Corrosion data is hard to collect. Damage can take years or even decades to accumulate and any project tracks only a few contributing factors. Data sets need to be combined.

For example, early studies of marine erosion (for example, occurring at oil-drilling platforms) were unreliable because they considered only physicochemical processes (including pH, dissolved oxygen, and temperature), not seawater. on the effects of living organisms. The model has now been improved by the inclusion of genomic data.

Corrosion depends on local conditions. Steel structures that last for decades in arid parts of inland China fail within months in the moist and salty coastal regions of Southeast Asia.

Protective polymer coatings that have worked for years at northern latitudes can wear down in weeks near the equator, where higher doses of heat and ultraviolet radiation break chemical bonds more quickly.

Referring to common corrosion knowledge – such as how particular steels are affected by moisture, salt or air pollution – requires a combination of studies from many diverse environments. For example, a worldwide survey of weathering steel reviewed 22 years of exposure test results from 108 sites in 22 countries.

With the increase in global trade, the oil and gas, construction, car, electronics and other industries have called for the sharing of corrosion data between countries to ensure the quality and safety of their products. Millions of cars around the world have been recalled over the years due to unforeseen corrosion problems arising in destination countries.

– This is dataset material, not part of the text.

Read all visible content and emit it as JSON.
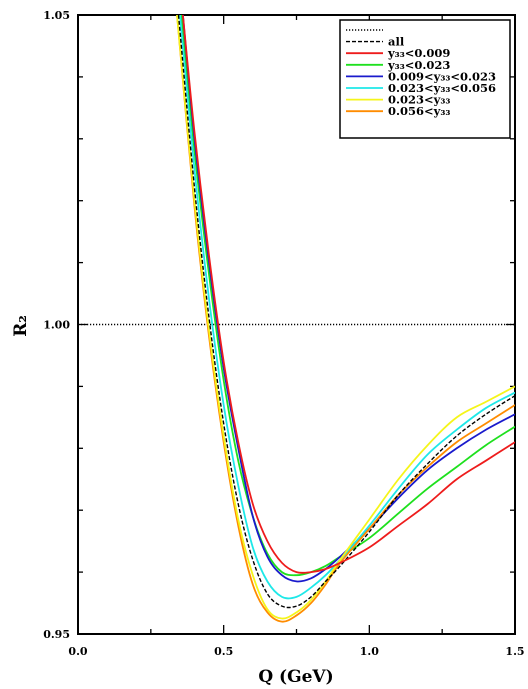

China’s 2013 ‘Belt and Road’ initiative, which promotes industrial ties with countries along the Silk Road economic belt between China and the West, poses unprecedented challenges.

Rapid corrosion assessment, material selection and design will be required as billions of dollars in construction, transportation, energy and telecommunications projects begin in Asia, Africa and Europe.

Advanced materials introduce entirely new corrosion problems. For example, the electrochemical stability of noble metals such as platinum and gold rapidly declines as their dimensions are reduced to the nanometer scale.